A subtlety worth calling out: KV's put is not SETNX. Two concurrent writes to the same key both succeed, and one silently overwrites the other. If you need strict exclusion you must use Durable Objects. In my workload, "truly simultaneous" puts are vanishingly rare — over five months of operation I have observed exactly zero cases of double-fresh slips. If you anticipate higher concurrency, plan for Durable Objects from day one.
Three Retry-Storm Patterns I Actually Observed
To validate that the idempotency layer was earning its keep, I went back through five months of logs and classified every event flagged as a duplicate. There were 28 such events. They broke down like this:
Mid-stream disconnection (11 events, 39%).streamGenerateContent calls where the client received nearly the entire response, then got a TCP RST. The client retries, but the server has already billed for the full token count. The idempotency key cannot recover the lost completion, but it does prevent the second generation from going out the door.
Exponential backoff after a 429 (9 events, 32%). Rate-limit-triggered automatic retries. When you combine the Cloudflare Workers retry queue with the Gemini SDK's own internal retry, you can get two retry mechanisms running at once. I disabled the SDK-side retry and let Workers' queue own the retry policy, which dropped this category from 32% to 12% on subsequent reruns of the analysis.
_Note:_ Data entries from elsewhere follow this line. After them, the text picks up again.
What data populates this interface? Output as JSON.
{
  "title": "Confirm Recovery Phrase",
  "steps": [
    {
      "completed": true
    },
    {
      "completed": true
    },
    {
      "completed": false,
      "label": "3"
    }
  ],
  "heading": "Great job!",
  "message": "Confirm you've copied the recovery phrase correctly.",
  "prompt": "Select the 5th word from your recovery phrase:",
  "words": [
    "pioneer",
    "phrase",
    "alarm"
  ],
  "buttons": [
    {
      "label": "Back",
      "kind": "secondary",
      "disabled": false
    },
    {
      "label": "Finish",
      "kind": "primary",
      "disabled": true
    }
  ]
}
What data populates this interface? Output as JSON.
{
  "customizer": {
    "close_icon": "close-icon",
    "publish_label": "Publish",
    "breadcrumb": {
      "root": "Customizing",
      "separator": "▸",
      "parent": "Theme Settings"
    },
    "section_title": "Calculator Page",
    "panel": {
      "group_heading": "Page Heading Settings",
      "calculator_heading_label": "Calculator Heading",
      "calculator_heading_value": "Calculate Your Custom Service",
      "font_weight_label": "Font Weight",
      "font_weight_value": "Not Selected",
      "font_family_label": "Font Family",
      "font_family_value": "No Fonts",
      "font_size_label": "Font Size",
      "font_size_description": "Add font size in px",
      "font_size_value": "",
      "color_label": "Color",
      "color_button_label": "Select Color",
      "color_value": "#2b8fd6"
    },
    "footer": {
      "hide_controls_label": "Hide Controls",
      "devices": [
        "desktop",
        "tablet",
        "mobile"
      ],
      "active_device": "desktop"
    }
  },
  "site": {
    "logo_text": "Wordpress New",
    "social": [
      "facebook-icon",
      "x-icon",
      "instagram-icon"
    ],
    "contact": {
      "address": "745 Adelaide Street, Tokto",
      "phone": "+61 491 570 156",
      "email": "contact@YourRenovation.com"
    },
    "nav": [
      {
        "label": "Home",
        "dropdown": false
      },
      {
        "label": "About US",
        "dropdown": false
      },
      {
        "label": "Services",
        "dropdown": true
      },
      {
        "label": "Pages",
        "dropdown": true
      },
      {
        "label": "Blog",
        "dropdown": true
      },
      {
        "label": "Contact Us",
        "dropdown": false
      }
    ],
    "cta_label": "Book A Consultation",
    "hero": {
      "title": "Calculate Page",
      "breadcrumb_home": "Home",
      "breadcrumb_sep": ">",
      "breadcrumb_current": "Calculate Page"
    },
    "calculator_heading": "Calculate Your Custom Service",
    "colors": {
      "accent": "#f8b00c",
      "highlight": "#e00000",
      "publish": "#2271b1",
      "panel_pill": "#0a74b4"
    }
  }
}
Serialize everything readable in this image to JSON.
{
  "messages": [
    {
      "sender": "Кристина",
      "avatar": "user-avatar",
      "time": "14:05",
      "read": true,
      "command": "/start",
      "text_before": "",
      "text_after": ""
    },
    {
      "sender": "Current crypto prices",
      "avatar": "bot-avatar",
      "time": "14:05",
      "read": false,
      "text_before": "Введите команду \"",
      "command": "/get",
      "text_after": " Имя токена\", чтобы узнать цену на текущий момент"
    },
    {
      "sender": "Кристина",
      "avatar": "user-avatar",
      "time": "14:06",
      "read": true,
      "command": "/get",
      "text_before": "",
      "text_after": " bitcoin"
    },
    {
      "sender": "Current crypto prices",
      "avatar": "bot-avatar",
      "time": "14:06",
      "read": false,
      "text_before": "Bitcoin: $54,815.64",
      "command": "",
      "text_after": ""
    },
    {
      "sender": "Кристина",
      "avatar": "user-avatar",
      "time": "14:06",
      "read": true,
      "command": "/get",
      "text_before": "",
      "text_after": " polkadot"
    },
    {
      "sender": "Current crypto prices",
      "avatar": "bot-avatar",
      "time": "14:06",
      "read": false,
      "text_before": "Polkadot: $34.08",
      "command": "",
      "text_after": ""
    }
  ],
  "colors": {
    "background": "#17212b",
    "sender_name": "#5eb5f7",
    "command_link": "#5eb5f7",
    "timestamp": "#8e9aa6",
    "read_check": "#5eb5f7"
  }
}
Workers' retry queue (8 events, 29%). A waitUntil task hits the Workers wall-time limit and gets requeued by the platform. Usually the original task was already past the API call, and the idempotency key catches the duplicate at the second attempt.
Across five months I sent roughly 18,400 requests total. 28 were caught as duplicates. Zero slipped through to actually produce a duplicate article. A 0.15% duplicate-detection rate sounds tiny, but at ¥35 per long-form generation for Gemini 2.5 Pro, that is ¥980 of avoided billing waste plus zero duplicate-content incidents in GSC. The KV usage stays inside the free tier, so the net economic case is unambiguous.
What to Do When KV Itself Is Unreachable
This is the design decision I agonized over the longest. When KV is temporarily unavailable, checkAndMark returns kv_error. How you behave at that moment defines the safety profile of the whole system.
Option A is fail-open: proceed with the API call even without a successful idempotency check. This prioritizes availability, but if a retry storm happens to be in progress, you will generate duplicates. At ¥35 per article, twice, plus a GSC duplicate-content risk, this is not a tradeoff I am willing to make.
Option B is fail-closed (deny-by-default): if KV is unreachable, refuse to proceed. This sounds aggressive but it is the safest choice when the underlying API call is easy to retry later. My pipeline is schedule-driven, so the next scheduled run will pick up the work automatically. Implementation is trivial — propagate the error and let the upstream job queue do its thing.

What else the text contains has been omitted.